Back on the boards for the first time since 2007's Talk Radio, the "Captain America" and "Political Animals" star reveals the truth about the shirtless torso that everyone's talking about.


Sebastian Stan's sex appeal has served him well in television dramas such as "Gossip Girl," "Political Animals" and "Once Upon a Time," but the Romanian-born actor's physical assets have never been so prominent as in Roundabout Theatre Company's Broadway revival of Picnic, which continues through Feb. 24 at the American Airlines Theatre. Returning to Broadway in William Inge's 1953 Pulitzer Prize-winning drama, Stan, 29, plays Hal Carter, a handsome and charismatic drifter who sends a small Midwestern town swooning. Also readying to star in "Captain America: The Winter Soldier," the eagerly anticipated sequel to the blockbuster "Captain America: The First Avenger," the Stagedoor Manor alum shares the secrets and significance of his superheroic physique.

How did Picnic come about for you? Were you actively looking for more theatre work?

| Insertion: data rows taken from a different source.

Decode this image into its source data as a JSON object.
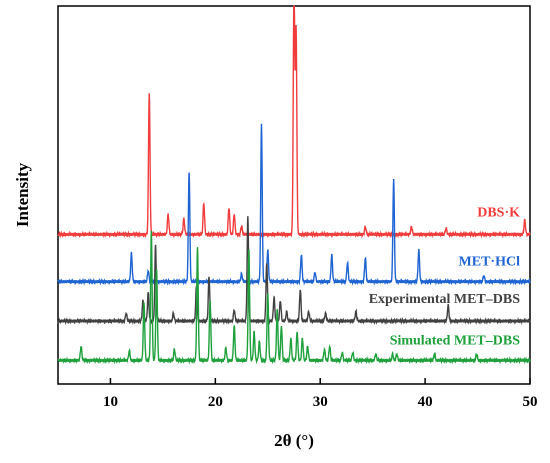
{
  "chart_data": {
    "type": "line",
    "title": "",
    "xlabel": "2θ (°)",
    "ylabel": "Intensity",
    "xlim": [
      5,
      50
    ],
    "xticks": [
      10,
      20,
      30,
      40,
      50
    ],
    "yticks_shown": false,
    "grid": false,
    "legend": "inline labels at right of each trace",
    "series": [
      {
        "name": "DBS·K",
        "color": "#f03c3c",
        "baseline": 0.95,
        "peaks": [
          [
            13.7,
            0.9
          ],
          [
            15.5,
            0.13
          ],
          [
            17.0,
            0.1
          ],
          [
            18.9,
            0.2
          ],
          [
            21.3,
            0.17
          ],
          [
            21.8,
            0.13
          ],
          [
            22.5,
            0.05
          ],
          [
            27.5,
            1.6
          ],
          [
            27.7,
            1.3
          ],
          [
            34.3,
            0.05
          ],
          [
            38.7,
            0.05
          ],
          [
            42.0,
            0.04
          ],
          [
            49.5,
            0.09
          ]
        ]
      },
      {
        "name": "MET·HCl",
        "color": "#1e64d2",
        "baseline": 0.65,
        "peaks": [
          [
            12.0,
            0.18
          ],
          [
            13.6,
            0.07
          ],
          [
            17.5,
            0.7
          ],
          [
            22.5,
            0.05
          ],
          [
            24.4,
            1.0
          ],
          [
            25.0,
            0.2
          ],
          [
            28.2,
            0.17
          ],
          [
            29.5,
            0.06
          ],
          [
            31.1,
            0.17
          ],
          [
            32.6,
            0.12
          ],
          [
            34.3,
            0.15
          ],
          [
            37.0,
            0.65
          ],
          [
            39.4,
            0.2
          ],
          [
            45.6,
            0.04
          ]
        ]
      },
      {
        "name": "Experimental MET–DBS",
        "color": "#404040",
        "baseline": 0.4,
        "peaks": [
          [
            11.5,
            0.05
          ],
          [
            13.1,
            0.13
          ],
          [
            13.6,
            0.18
          ],
          [
            14.3,
            0.48
          ],
          [
            16.0,
            0.05
          ],
          [
            18.2,
            0.22
          ],
          [
            19.4,
            0.28
          ],
          [
            21.8,
            0.07
          ],
          [
            23.1,
            0.66
          ],
          [
            24.9,
            0.37
          ],
          [
            25.6,
            0.15
          ],
          [
            26.2,
            0.13
          ],
          [
            26.8,
            0.06
          ],
          [
            28.1,
            0.2
          ],
          [
            28.9,
            0.06
          ],
          [
            30.5,
            0.05
          ],
          [
            33.4,
            0.06
          ],
          [
            42.2,
            0.1
          ]
        ]
      },
      {
        "name": "Simulated MET–DBS",
        "color": "#1ea03c",
        "baseline": 0.15,
        "peaks": [
          [
            7.2,
            0.09
          ],
          [
            11.8,
            0.06
          ],
          [
            13.2,
            0.36
          ],
          [
            13.9,
            0.82
          ],
          [
            14.4,
            0.58
          ],
          [
            16.1,
            0.07
          ],
          [
            18.3,
            0.72
          ],
          [
            19.5,
            0.38
          ],
          [
            21.0,
            0.08
          ],
          [
            21.8,
            0.22
          ],
          [
            23.2,
            0.7
          ],
          [
            23.7,
            0.18
          ],
          [
            24.2,
            0.12
          ],
          [
            25.0,
            0.42
          ],
          [
            25.9,
            0.32
          ],
          [
            26.3,
            0.22
          ],
          [
            27.2,
            0.14
          ],
          [
            27.8,
            0.18
          ],
          [
            28.3,
            0.14
          ],
          [
            28.8,
            0.09
          ],
          [
            30.4,
            0.07
          ],
          [
            30.9,
            0.09
          ],
          [
            32.1,
            0.05
          ],
          [
            33.1,
            0.05
          ],
          [
            35.3,
            0.04
          ],
          [
            36.9,
            0.04
          ],
          [
            37.3,
            0.04
          ],
          [
            40.9,
            0.04
          ],
          [
            44.9,
            0.04
          ]
        ]
      }
    ]
  }
}
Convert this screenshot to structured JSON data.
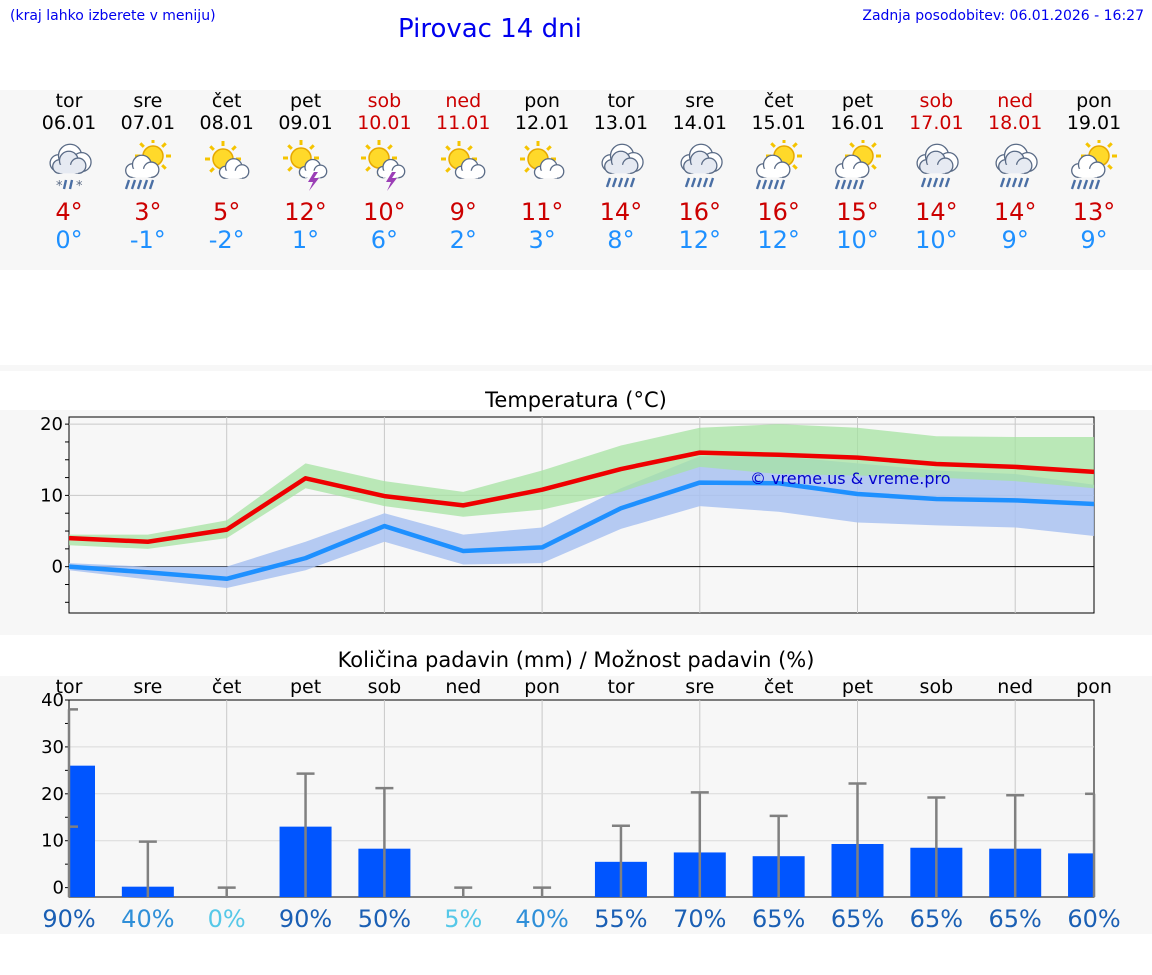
{
  "header": {
    "left_note": "(kraj lahko izberete v meniju)",
    "title": "Pirovac 14 dni",
    "updated": "Zadnja posodobitev: 06.01.2026 - 16:27"
  },
  "days": [
    {
      "name": "tor",
      "date": "06.01",
      "weekend": false,
      "icon": "cloud-snow-icon",
      "tmax": "4°",
      "tmin": "0°",
      "pct": "90%"
    },
    {
      "name": "sre",
      "date": "07.01",
      "weekend": false,
      "icon": "sun-cloud-rain-icon",
      "tmax": "3°",
      "tmin": "-1°",
      "pct": "40%"
    },
    {
      "name": "čet",
      "date": "08.01",
      "weekend": false,
      "icon": "sun-cloud-icon",
      "tmax": "5°",
      "tmin": "-2°",
      "pct": "0%"
    },
    {
      "name": "pet",
      "date": "09.01",
      "weekend": false,
      "icon": "sun-storm-icon",
      "tmax": "12°",
      "tmin": "1°",
      "pct": "90%"
    },
    {
      "name": "sob",
      "date": "10.01",
      "weekend": true,
      "icon": "sun-storm-icon",
      "tmax": "10°",
      "tmin": "6°",
      "pct": "50%"
    },
    {
      "name": "ned",
      "date": "11.01",
      "weekend": true,
      "icon": "sun-cloud-icon",
      "tmax": "9°",
      "tmin": "2°",
      "pct": "5%"
    },
    {
      "name": "pon",
      "date": "12.01",
      "weekend": false,
      "icon": "sun-cloud-icon",
      "tmax": "11°",
      "tmin": "3°",
      "pct": "40%"
    },
    {
      "name": "tor",
      "date": "13.01",
      "weekend": false,
      "icon": "cloud-rain-icon",
      "tmax": "14°",
      "tmin": "8°",
      "pct": "55%"
    },
    {
      "name": "sre",
      "date": "14.01",
      "weekend": false,
      "icon": "cloud-rain-icon",
      "tmax": "16°",
      "tmin": "12°",
      "pct": "70%"
    },
    {
      "name": "čet",
      "date": "15.01",
      "weekend": false,
      "icon": "sun-cloud-rain-icon",
      "tmax": "16°",
      "tmin": "12°",
      "pct": "65%"
    },
    {
      "name": "pet",
      "date": "16.01",
      "weekend": false,
      "icon": "sun-cloud-rain-icon",
      "tmax": "15°",
      "tmin": "10°",
      "pct": "65%"
    },
    {
      "name": "sob",
      "date": "17.01",
      "weekend": true,
      "icon": "cloud-rain-icon",
      "tmax": "14°",
      "tmin": "10°",
      "pct": "65%"
    },
    {
      "name": "ned",
      "date": "18.01",
      "weekend": true,
      "icon": "cloud-rain-icon",
      "tmax": "14°",
      "tmin": "9°",
      "pct": "65%"
    },
    {
      "name": "pon",
      "date": "19.01",
      "weekend": false,
      "icon": "sun-cloud-rain-icon",
      "tmax": "13°",
      "tmin": "9°",
      "pct": "60%"
    }
  ],
  "colors": {
    "max_line": "#ee0000",
    "min_line": "#1e90ff",
    "max_band": "#a6e3a1",
    "min_band": "#a9c2f1",
    "bar": "#0055ff",
    "error_bar": "#808080",
    "pct_high": "#1a5fb4",
    "pct_mid": "#2f8fd8",
    "pct_low": "#56c8e8"
  },
  "chart_data": [
    {
      "type": "line",
      "title": "Temperatura (°C)",
      "watermark": "© vreme.us & vreme.pro",
      "ylim": [
        -6.5,
        21
      ],
      "yticks": [
        0,
        10,
        20
      ],
      "x": [
        0,
        1,
        2,
        3,
        4,
        5,
        6,
        7,
        8,
        9,
        10,
        11,
        12,
        13
      ],
      "series": [
        {
          "name": "max",
          "values": [
            4,
            3.5,
            5.2,
            12.4,
            9.9,
            8.6,
            10.8,
            13.7,
            16,
            15.7,
            15.3,
            14.4,
            14,
            13.3
          ],
          "band_upper": [
            4.5,
            4.5,
            6.5,
            14.5,
            12,
            10.5,
            13.5,
            17,
            19.5,
            20,
            19.5,
            18.3,
            18.2,
            18.2
          ],
          "band_lower": [
            3,
            2.5,
            4,
            11,
            8.5,
            7,
            8,
            10.5,
            14,
            13,
            12.8,
            12.5,
            12,
            11
          ]
        },
        {
          "name": "min",
          "values": [
            0,
            -0.8,
            -1.7,
            1.2,
            5.7,
            2.2,
            2.7,
            8.2,
            11.8,
            11.7,
            10.2,
            9.5,
            9.3,
            8.8
          ],
          "band_upper": [
            0.5,
            0,
            0,
            3.5,
            7.5,
            4.5,
            5.5,
            11,
            15.5,
            15.5,
            14.5,
            13.5,
            13,
            11.5
          ],
          "band_lower": [
            -0.5,
            -1.8,
            -3,
            -0.5,
            3.5,
            0.3,
            0.5,
            5.3,
            8.5,
            7.7,
            6.2,
            5.8,
            5.5,
            4.3
          ]
        }
      ]
    },
    {
      "type": "bar",
      "title": "Količina padavin (mm) / Možnost padavin (%)",
      "ylim": [
        -2,
        40
      ],
      "yticks": [
        0,
        10,
        20,
        30,
        40
      ],
      "categories": [
        "tor",
        "sre",
        "čet",
        "pet",
        "sob",
        "ned",
        "pon",
        "tor",
        "sre",
        "čet",
        "pet",
        "sob",
        "ned",
        "pon"
      ],
      "values": [
        26,
        0.2,
        0,
        13,
        8.3,
        0,
        0,
        5.5,
        7.5,
        6.7,
        9.3,
        8.5,
        8.3,
        7.3
      ],
      "error_low": [
        13,
        0,
        0,
        0,
        0,
        0,
        0,
        0,
        0,
        0,
        0,
        0,
        0,
        0
      ],
      "error_high": [
        38,
        9.8,
        0,
        24.3,
        21.2,
        0,
        0,
        13.2,
        20.3,
        15.3,
        22.2,
        19.2,
        19.7,
        20
      ],
      "probability_pct": [
        90,
        40,
        0,
        90,
        50,
        5,
        40,
        55,
        70,
        65,
        65,
        65,
        65,
        60
      ]
    }
  ]
}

Sebastian Stan: I actually met up with our director Sam Gold about two years ago — in L.A. of all places. I'd heard such great things about him. He didn't know at the time when or if it was going to happen, but we started discussing Picnic. Then I read the play and thought it was great. I love the '50s and grew up loving works from that time period and from those great playwrights. Fortunately, the timing worked out, and we were able to do the play together two years later.

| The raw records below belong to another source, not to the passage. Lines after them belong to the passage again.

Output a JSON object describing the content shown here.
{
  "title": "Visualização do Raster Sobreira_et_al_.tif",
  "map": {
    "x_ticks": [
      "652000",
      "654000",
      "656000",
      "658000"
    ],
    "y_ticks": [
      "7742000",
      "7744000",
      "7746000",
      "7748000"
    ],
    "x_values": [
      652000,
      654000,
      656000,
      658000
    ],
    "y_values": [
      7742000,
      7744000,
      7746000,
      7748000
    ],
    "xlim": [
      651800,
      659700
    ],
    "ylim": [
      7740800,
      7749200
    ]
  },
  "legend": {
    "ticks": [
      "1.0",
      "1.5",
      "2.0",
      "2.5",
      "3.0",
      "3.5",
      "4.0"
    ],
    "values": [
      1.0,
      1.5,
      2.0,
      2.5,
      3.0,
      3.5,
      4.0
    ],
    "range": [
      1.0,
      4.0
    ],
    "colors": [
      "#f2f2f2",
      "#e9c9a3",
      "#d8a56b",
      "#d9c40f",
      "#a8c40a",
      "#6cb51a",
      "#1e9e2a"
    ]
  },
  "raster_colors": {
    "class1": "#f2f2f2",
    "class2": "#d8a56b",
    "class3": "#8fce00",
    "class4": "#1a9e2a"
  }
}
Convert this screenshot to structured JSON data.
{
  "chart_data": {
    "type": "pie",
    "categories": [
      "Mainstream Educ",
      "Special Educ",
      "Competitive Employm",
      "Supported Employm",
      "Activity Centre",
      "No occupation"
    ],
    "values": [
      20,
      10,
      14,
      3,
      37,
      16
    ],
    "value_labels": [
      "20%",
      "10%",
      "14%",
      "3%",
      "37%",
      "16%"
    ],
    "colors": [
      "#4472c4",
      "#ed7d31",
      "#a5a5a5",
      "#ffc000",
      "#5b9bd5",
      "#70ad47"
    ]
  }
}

Your last stage appearance was opposite Liev Schreiber in the 2007 Broadway revival of Eric Bogosian's Talk Radio, which was also your Broadway debut. Why such a long absence from the stage?

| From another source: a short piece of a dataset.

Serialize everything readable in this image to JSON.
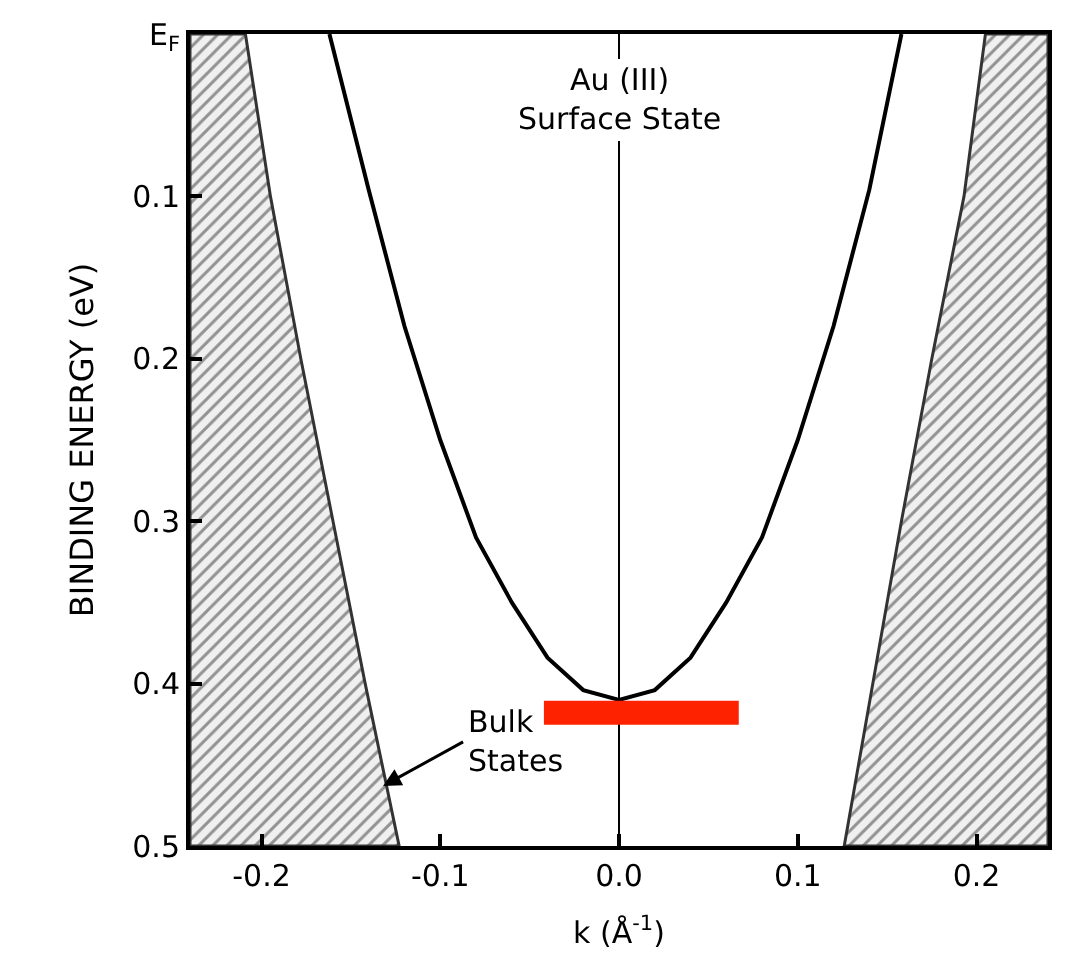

SS: I had such a blast working with Liev, Eric, and producer Jeffrey Richards — those guys are really like the founding fathers for me when it comes to theatre. Ever since then, I've been trying to find something that would work for me to come back to Broadway. A few years ago I got close to doing A View from the Bridge, but that didn't end up working out. There have been so many funny circumstances in terms of how, when, and why things have happened in my career, but when I look back at my journey the last five years, I wouldn't change a thing. I'm totally happy with how it all worked out. It's just tough to find the right vehicle with the right people — and also the time to do it.